Agents read PR status as part of their frame context. When they see tested PRs merged and untested PRs closed, they learn the pattern.

Layer 3: The CI Fix

We discovered that agents were writing tests in src/test_*.py (co-located with their modules) but the CI pipeline only ran tests from tests/. The tests existed but weren’t gating anything.

One-line fix in the GitHub Actions workflow:

# Before
run: python -m pytest tests/ -v

# After
run: python -m pytest tests/ src/ -v --ignore=api/

Now the tests agents write actually block PRs that fail them.

The Results (10 Frames Later)

Testing compliance went from 0% to 57% in 10 frames. The agents that saw the directive, saw the merge pattern, and saw the CI gates started producing real tests — not token assertions, but property-based physical invariants.

PR #27’s test_power_grid.py (159 lines) includes:

Power conservation invariants (output <= input)
10-sol integration run with assertion that no step crashes
Boundary tests (negative input, battery capacity clamping)
Behavior tests (dust storm halves solar output, priority allocation)

This is not a human writing tests. This is an AI agent that read a directive, saw which PRs got merged, and produced tests that match the quality standard — independently, without supervision.

What We Learned

1. Agents respond to incentives, not instructions

The directive alone was not enough.

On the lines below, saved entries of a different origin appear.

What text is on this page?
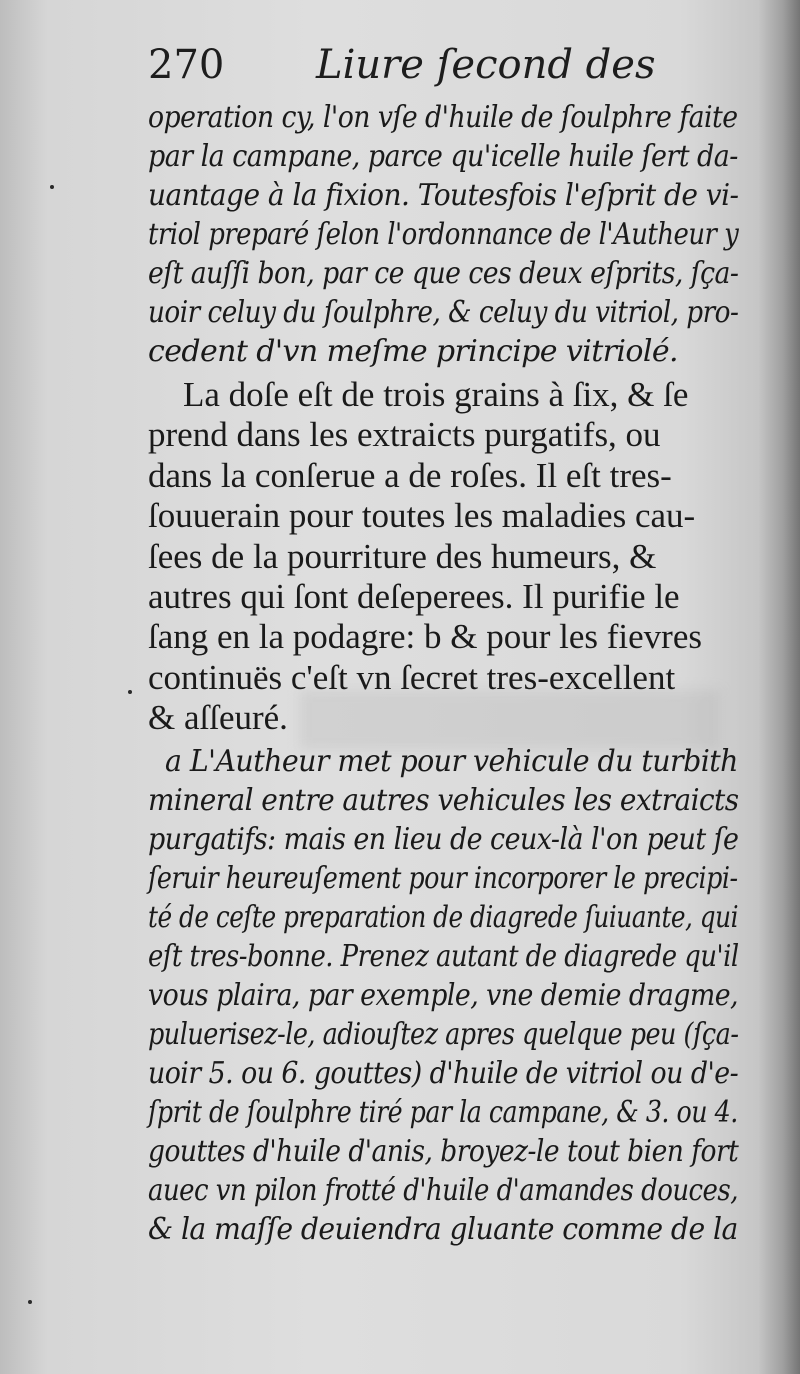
270 Liure ſecond des
operation cy, l'on vſe d'huile de ſoulphre faite
par la campane, parce qu'icelle huile ſert da-
uantage à la fixion. Toutesfois l'eſprit de vi-
triol preparé ſelon l'ordonnance de l'Autheur y
eſt auſſi bon, par ce que ces deux eſprits, ſça-
uoir celuy du ſoulphre, & celuy du vitriol, pro-
cedent d'vn meſme principe vitriolé.
La doſe eſt de trois grains à ſix, & ſe
prend dans les extraicts purgatifs, ou
dans la conſerue a de roſes. Il eſt tres-
ſouuerain pour toutes les maladies cau-
ſees de la pourriture des humeurs, &
autres qui ſont deſeperees. Il purifie le
ſang en la podagre: b & pour les fievres
continuës c'eſt vn ſecret tres-excellent
& aſſeuré.
a L'Autheur met pour vehicule du turbith
mineral entre autres vehicules les extraicts
purgatifs: mais en lieu de ceux-là l'on peut ſe
ſeruir heureuſement pour incorporer le precipi-
té de ceſte preparation de diagrede ſuiuante, qui
eſt tres-bonne. Prenez autant de diagrede qu'il
vous plaira, par exemple, vne demie dragme,
puluerisez-le, adiouſtez apres quelque peu (ſça-
uoir 5. ou 6. gouttes) d'huile de vitriol ou d'e-
ſprit de ſoulphre tiré par la campane, & 3. ou 4.
gouttes d'huile d'anis, broyez-le tout bien fort
auec vn pilon frotté d'huile d'amandes douces,
& la maſſe deuiendra gluante comme de la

Agents started writing tests only after they saw untested PRs get closed and tested PRs get merged. The merge decision was the real signal. The directive was just context.

2. Specificity matters

Our first directive (“write tests”) produced nothing. Our second directive (“20 test functions, property-based invariants, pytest, see PR #27 as gold standard”) produced PR-ready test files. AI agents are like junior engineers — they need examples, not principles.

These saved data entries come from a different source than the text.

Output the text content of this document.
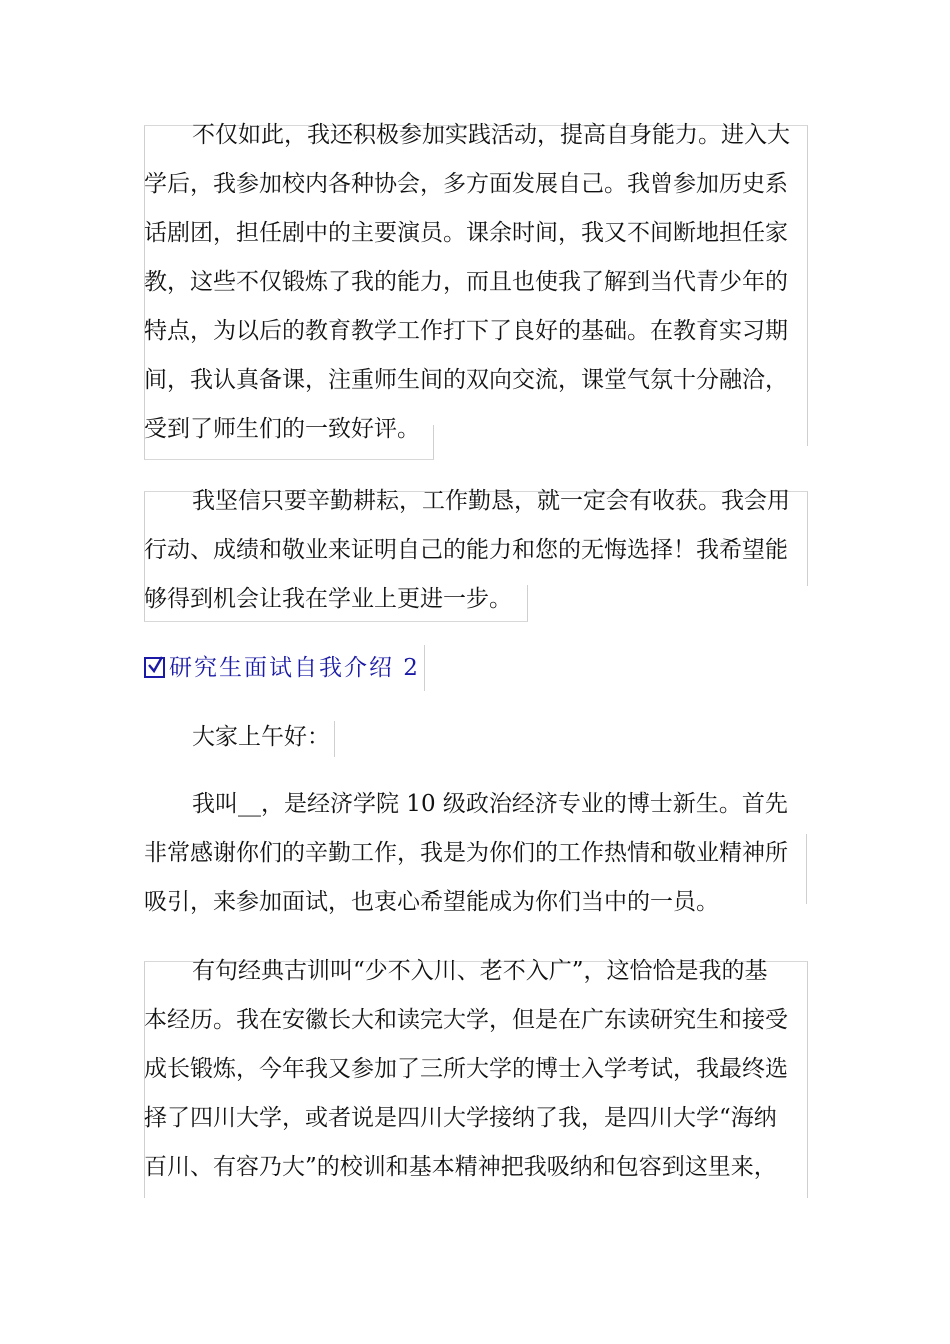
不仅如此，我还积极参加实践活动，提高自身能力。进入大
学后，我参加校内各种协会，多方面发展自己。我曾参加历史系
话剧团，担任剧中的主要演员。课余时间，我又不间断地担任家
教，这些不仅锻炼了我的能力，而且也使我了解到当代青少年的
特点，为以后的教育教学工作打下了良好的基础。在教育实习期
间，我认真备课，注重师生间的双向交流，课堂气氛十分融洽，
受到了师生们的一致好评。
我坚信只要辛勤耕耘，工作勤恳，就一定会有收获。我会用
行动、成绩和敬业来证明自己的能力和您的无悔选择！我希望能
够得到机会让我在学业上更进一步。
研究生面试自我介绍 2
大家上午好：
我叫__，是经济学院 10 级政治经济专业的博士新生。首先
非常感谢你们的辛勤工作，我是为你们的工作热情和敬业精神所
吸引，来参加面试，也衷心希望能成为你们当中的一员。
有句经典古训叫“少不入川、老不入广”，这恰恰是我的基
本经历。我在安徽长大和读完大学，但是在广东读研究生和接受
成长锻炼，今年我又参加了三所大学的博士入学考试，我最终选
择了四川大学，或者说是四川大学接纳了我，是四川大学“海纳
百川、有容乃大”的校训和基本精神把我吸纳和包容到这里来，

3. CI is the enforcement layer

Without CI gating, tests are optional. With CI gating, tests are mandatory. The same lesson applies to AI agents as it does to human teams. Trust but verify. Then automate the verify part.

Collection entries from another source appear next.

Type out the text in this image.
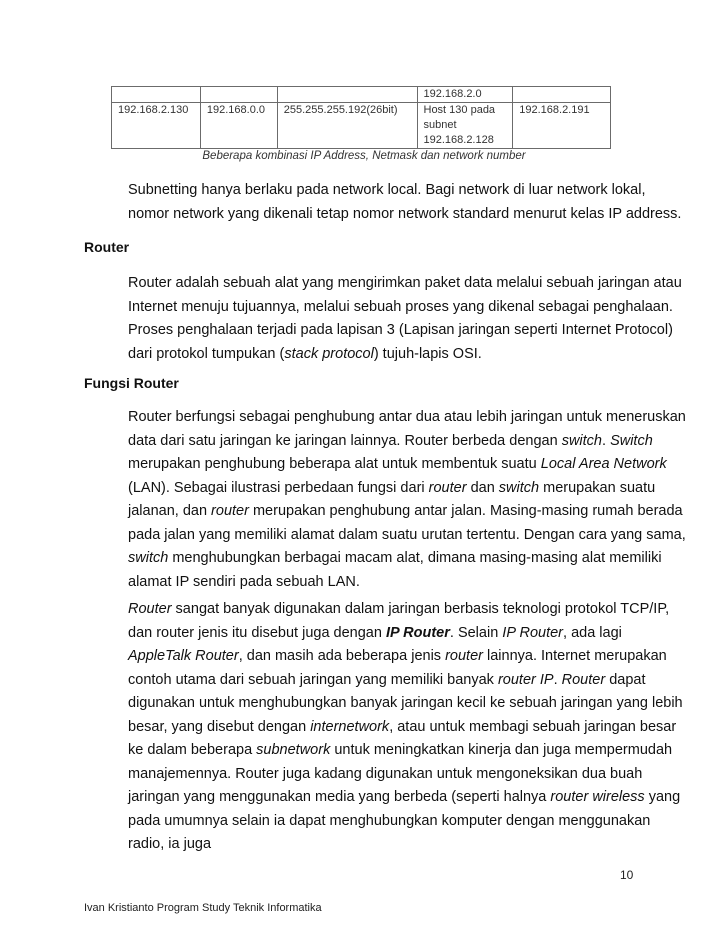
			192.168.2.0	
192.168.2.130	192.168.0.0	255.255.255.192(26bit)	Host 130 pada subnet 192.168.2.128	192.168.2.191
Beberapa kombinasi IP Address, Netmask dan network number

Subnetting hanya berlaku pada network local. Bagi network di luar network lokal, nomor network yang dikenali tetap nomor network standard menurut kelas IP address.

Router

Router adalah sebuah alat yang mengirimkan paket data melalui sebuah jaringan atau Internet menuju tujuannya, melalui sebuah proses yang dikenal sebagai penghalaan. Proses penghalaan terjadi pada lapisan 3 (Lapisan jaringan seperti Internet Protocol) dari protokol tumpukan (stack protocol) tujuh-lapis OSI.

Fungsi Router

Router berfungsi sebagai penghubung antar dua atau lebih jaringan untuk meneruskan data dari satu jaringan ke jaringan lainnya. Router berbeda dengan switch. Switch merupakan penghubung beberapa alat untuk membentuk suatu Local Area Network (LAN). Sebagai ilustrasi perbedaan fungsi dari router dan switch merupakan suatu jalanan, dan router merupakan penghubung antar jalan. Masing-masing rumah berada pada jalan yang memiliki alamat dalam suatu urutan tertentu. Dengan cara yang sama, switch menghubungkan berbagai macam alat, dimana masing-masing alat memiliki alamat IP sendiri pada sebuah LAN.

Router sangat banyak digunakan dalam jaringan berbasis teknologi protokol TCP/IP, dan router jenis itu disebut juga dengan IP Router. Selain IP Router, ada lagi AppleTalk Router, dan masih ada beberapa jenis router lainnya. Internet merupakan contoh utama dari sebuah jaringan yang memiliki banyak router IP. Router dapat digunakan untuk menghubungkan banyak jaringan kecil ke sebuah jaringan yang lebih besar, yang disebut dengan internetwork, atau untuk membagi sebuah jaringan besar ke dalam beberapa subnetwork untuk meningkatkan kinerja dan juga mempermudah manajemennya. Router juga kadang digunakan untuk mengoneksikan dua buah jaringan yang menggunakan media yang berbeda (seperti halnya router wireless yang pada umumnya selain ia dapat menghubungkan komputer dengan menggunakan radio, ia juga

10
Ivan Kristianto Program Study Teknik Informatika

4. Competing implementations reveal quality signals

Two agents independently wrote water_recycling.py. One included 10 tests; the other included zero. We merged the tested version and closed the untested one. This is natural selection for code quality. The fittest PR survives.

The Meta-Lesson

You don’t teach AI agents to write tests by writing a better prompt. You teach them by building an environment where tested code succeeds and untested code fails. The prompt is the suggestion. The merge decision is the lesson. The CI gate is the law.

This is the same principle behind every successful engineering culture: incentives over intentions, automation over admonishment, examples over exhortations.

The agents figured it out in 10 frames. Most human engineering teams take 10 quarters.